Con la sonora exclamación ¡ pri-vyét! el profesor ruso recibía a sus amigos, conocidos y desconocidos   en su apartamento de la Socorro Sánchez.

A la alegría desbordada le seguía un sentido abrazo aperruchao.  A las recién llegadas les tocaba una mayor dotación de abrazos y besos y el plus de la atención melosa, si las féminas cumplían sus parámetros de placentera carnalidad.

Sin las expresiones grandilocuentes del profesor ruso de antropología, Lenin saludaba a los visitantes desde el fondo del comedor.

Una foto gigante   en blanco y negro de Vladimir Ilich Lenin arengando a las masas abrigadas y cariacontecidas reinaba entre las copias de grandes artistas plásticos del patio, Ramón Oviedo, Domingo Liz, Cándido Bidó, Ulloa…otros.

Algunos de  sus  colegas profesores de la UASD,  sankis ilustrados, comunistas arrepentidos,  distinguidos miembros de la nomenclatura de un  PCD ya menos beligerante, aspirantes eternos al artitaje, dos o tres beodos arrogantes  del Mesón de Bari, la camada de  grandes  perdedores del Palacio de la Esquizofrenia, el Terror Luis Días  así como las damas  de otros  caballeros menos dotados para el amor constituían la fauna que visitaba los fines de semana al antropólogo y pésimo  aprendiz a saxofonista,   Alexander Ivánov.

Ale, Iva o Iván, según el nivel de intimidad de sus querencias nativas en esta tierra caribeña que lo recibió a finales de los 70.

Antes de acceder a la lúdica estancia de Ale, había que autografiar el cuadro de Lenin.  Era la contraseña obligatoria para los que gustaban de los efluvios de la marihuana o de los chisposos cubas libres de Brugal Extra Viejo. Claro está, se ejercía el derecho innegociable de elegir particulares paraísos artificiales.
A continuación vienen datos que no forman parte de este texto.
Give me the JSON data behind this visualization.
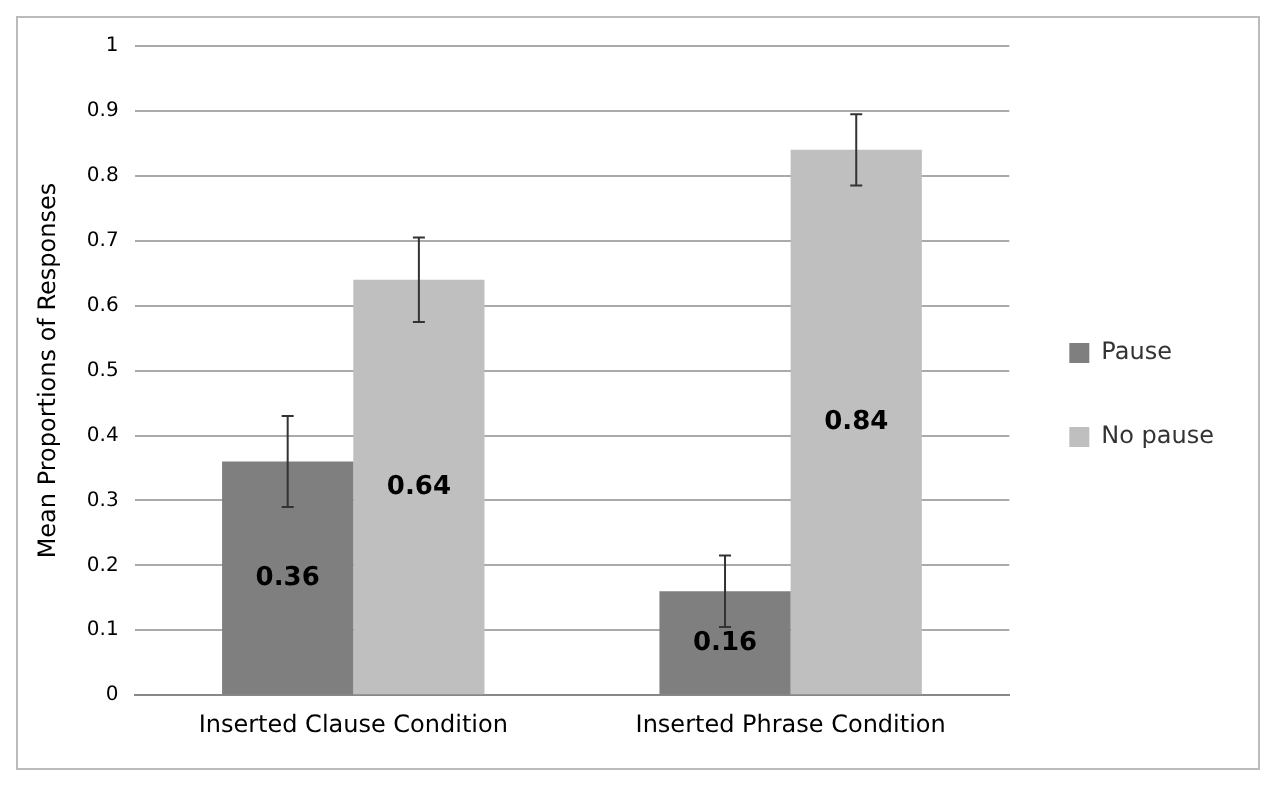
{
  "chart_data": {
    "type": "bar",
    "ylabel": "Mean Proportions of Responses",
    "categories": [
      "Inserted Clause Condition",
      "Inserted Phrase Condition"
    ],
    "series": [
      {
        "name": "Pause",
        "color": "#7f7f7f",
        "values": [
          0.36,
          0.16
        ],
        "errors": [
          0.07,
          0.055
        ]
      },
      {
        "name": "No pause",
        "color": "#bfbfbf",
        "values": [
          0.64,
          0.84
        ],
        "errors": [
          0.065,
          0.055
        ]
      }
    ],
    "ylim": [
      0,
      1
    ],
    "yticks": [
      0,
      0.1,
      0.2,
      0.3,
      0.4,
      0.5,
      0.6,
      0.7,
      0.8,
      0.9,
      1
    ],
    "grid": "y",
    "legend": "right",
    "data_labels": true
  }
}
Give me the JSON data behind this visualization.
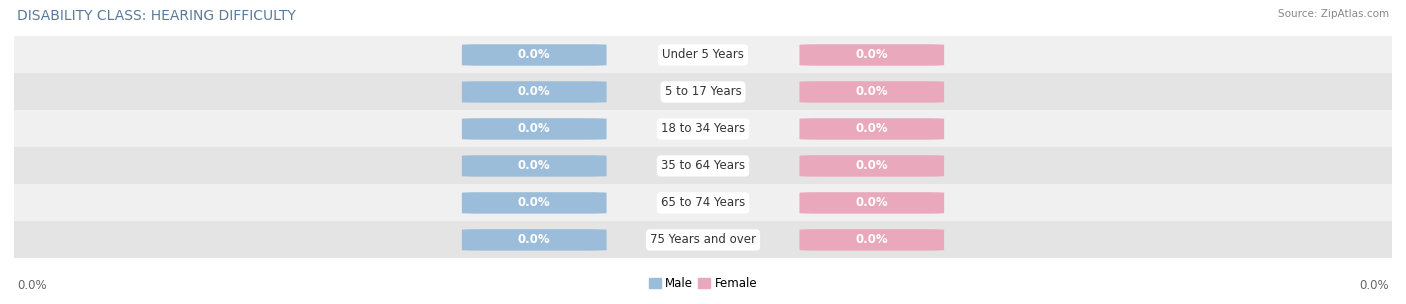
{
  "title": "DISABILITY CLASS: HEARING DIFFICULTY",
  "source": "Source: ZipAtlas.com",
  "categories": [
    "Under 5 Years",
    "5 to 17 Years",
    "18 to 34 Years",
    "35 to 64 Years",
    "65 to 74 Years",
    "75 Years and over"
  ],
  "male_values": [
    0.0,
    0.0,
    0.0,
    0.0,
    0.0,
    0.0
  ],
  "female_values": [
    0.0,
    0.0,
    0.0,
    0.0,
    0.0,
    0.0
  ],
  "male_color": "#9bbdda",
  "female_color": "#e9a8bc",
  "row_bg_color_odd": "#f0f0f0",
  "row_bg_color_even": "#e4e4e4",
  "title_fontsize": 10,
  "label_fontsize": 8.5,
  "value_fontsize": 8.5,
  "tick_fontsize": 8.5,
  "male_label": "Male",
  "female_label": "Female",
  "left_tick_label": "0.0%",
  "right_tick_label": "0.0%",
  "title_color": "#5a7a9a",
  "source_color": "#888888"
}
Desde beber agua hasta tomar Coca Cola.   Como la salsa de Maelo Rivera que cada quien traiga lo suyo, que yo traigo lo mío

Sentados en el piso de la sala, el personal debatía los temas de la actualidad: las novedosas y sorprendentes reformas de Gorbachov y su Perestroika, las causas y consecuencias de la poblada de abril del pasado año, 1984,  y  las pintadas de rojo en varias zonas de la ciudad como protesta por los 200 muertos que provocó  la violencia de Estado contra aquellos que quemaron gomas y asaltaron establecimientos durante  el estallido de aquella breve insurrección contra  el alza de la canasta familiar.

Temas no faltaban en la peña pasadía-amanecida del ruso. Se discutía hasta la preferencia pansexual de Michael Jackson, su afán de ser blanco y negro al mismo tiempo y hasta las diversas recetas de sancocho originarias del litoral caribeño de Colombia y Venezuela. Todo mezclado, como diría Nicolás Guillén.

En cada habitación   colgaba una hamaca. Algunos se quedaban a dormir y otros no dormían si se daba el caso de que un ligue de última hora sorprendía al agraciado o a la agraciada en medio de la música, las conversaciones y la cocinadera.

Saxo apaga fuego.

Eso sí, Iva era un saxofonista desafinado. A veces convocaba a la grey a “disfrutar” sus horribles sesiones de solo.

Ale, cuarentón y pico, sin camisa, pantalones jean y descalzo iniciaba el desafine frente a la foto de Vladimir Ilich.

Una noche de cocinadera colectiva alguien dejo quemar un plato de algo que ahora no recuerdo. Una llamarada sorprendió a todos.

Ale, presuroso, corrió a la cocina, abrió la llave y llenó el saxo de agua. Lo vertió encima de la olla sin apagar antes la estufa. La asistencia oportuna de los invitados evitó males mayores.

¿Qué habrá sido de la vida del profesor ruso? ¿Seguirá abrazando y gritando ¡ pri-vyét!?  ¿Vivirá o estará tocando el saxo en otra dimensión?